1770-08-16, de Voltaire [François Marie Arouet] à Gabriel Cramer.

Vous me disiez, mon cher voisin, que vous prétendiez absolument que les trois premiers volumes fussent finis au 1er 7bre.
Vôtre Suisse n'en prend pas le chemin. Je n'ai eu que deux feuilles depuis vôtre retour. Vous avez peut être déjà commencé l'Enciclopédie et vous avez préféré le grand au petit; mais quand on s'est engagé il ne faut rien sacrifier.

Peut être aussi avez vous commencé quelque in 4. de cette collection que vous faittes de mes misères.

Je vous réitère mes instances les plus pressantes, de ne point charger vôtre édition de tous ces fatras dont je vous ai parlé tant de fois, de toutes ces bagatelles qui n'ont qu'un tems; de toutes ces petites pièces de société qui ne sont bonnes que pour la société dans laquelle elles ont été faittes.
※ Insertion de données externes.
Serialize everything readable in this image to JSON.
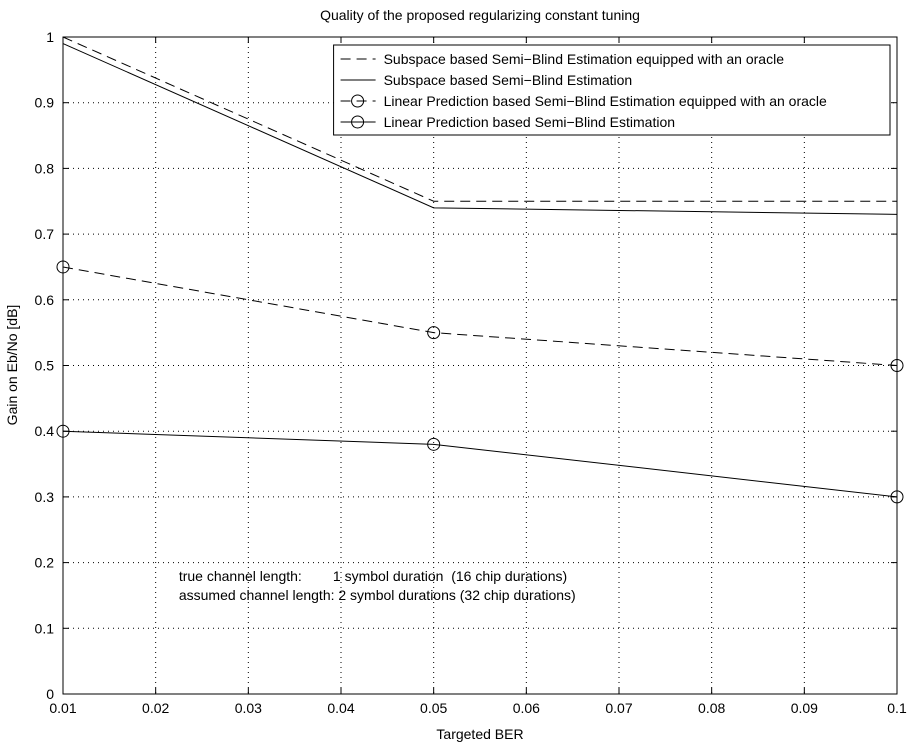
{
  "chart_data": {
    "type": "line",
    "title": "Quality of the proposed regularizing constant tuning",
    "xlabel": "Targeted BER",
    "ylabel": "Gain on Eb/No [dB]",
    "xlim": [
      0.01,
      0.1
    ],
    "ylim": [
      0,
      1
    ],
    "xticks": [
      0.01,
      0.02,
      0.03,
      0.04,
      0.05,
      0.06,
      0.07,
      0.08,
      0.09,
      0.1
    ],
    "xtick_labels": [
      "0.01",
      "0.02",
      "0.03",
      "0.04",
      "0.05",
      "0.06",
      "0.07",
      "0.08",
      "0.09",
      "0.1"
    ],
    "yticks": [
      0,
      0.1,
      0.2,
      0.3,
      0.4,
      0.5,
      0.6,
      0.7,
      0.8,
      0.9,
      1
    ],
    "ytick_labels": [
      "0",
      "0.1",
      "0.2",
      "0.3",
      "0.4",
      "0.5",
      "0.6",
      "0.7",
      "0.8",
      "0.9",
      "1"
    ],
    "grid": true,
    "legend_position": "top-right",
    "series": [
      {
        "name": "Subspace based Semi−Blind Estimation equipped with an oracle",
        "x": [
          0.01,
          0.05,
          0.1
        ],
        "y": [
          1.0,
          0.75,
          0.75
        ],
        "dash": "dashed",
        "marker": "none"
      },
      {
        "name": "Subspace based Semi−Blind Estimation",
        "x": [
          0.01,
          0.05,
          0.1
        ],
        "y": [
          0.99,
          0.74,
          0.73
        ],
        "dash": "solid",
        "marker": "none"
      },
      {
        "name": "Linear Prediction based Semi−Blind Estimation equipped with an oracle",
        "x": [
          0.01,
          0.05,
          0.1
        ],
        "y": [
          0.65,
          0.55,
          0.5
        ],
        "dash": "dashed",
        "marker": "circle"
      },
      {
        "name": "Linear Prediction based Semi−Blind Estimation",
        "x": [
          0.01,
          0.05,
          0.1
        ],
        "y": [
          0.4,
          0.38,
          0.3
        ],
        "dash": "solid",
        "marker": "circle"
      }
    ],
    "annotations": [
      "true channel length:        1 symbol duration  (16 chip durations)",
      "assumed channel length: 2 symbol durations (32 chip durations)"
    ]
  }
}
Croiez moi, très peu de choses sont dignes du public, surtout dans un tems où ce public est très éclairé et très surchargé.

Ne réimprimez pas, surtout, les articles que j'avais donnés à l'Encyclopédie. Ce serait un double emploi qui n'est digne ni de vous ni de moi. Vous êtes le maître de mes ouvrages, je ne puis vous empêcher d'imprimer tout ce qu'il vous plaira à vos risques, périls et fortunes; mais ne m'exposez pas aux révérendes injures de frère Patouillet ex-jésuite, qui dans un mandement de Mr De Montillet, archevêque d'Auch, m'appelle auteur mercénaire (quoi qu'assurément je ne vende point mes ouvrages), qui m'intitule Vagabond, quoique je réside depuis douze ans dans mon château sans en sortir. Si je pouvais vagabonder, ce serait pour aller voir mes amis et surtout vous.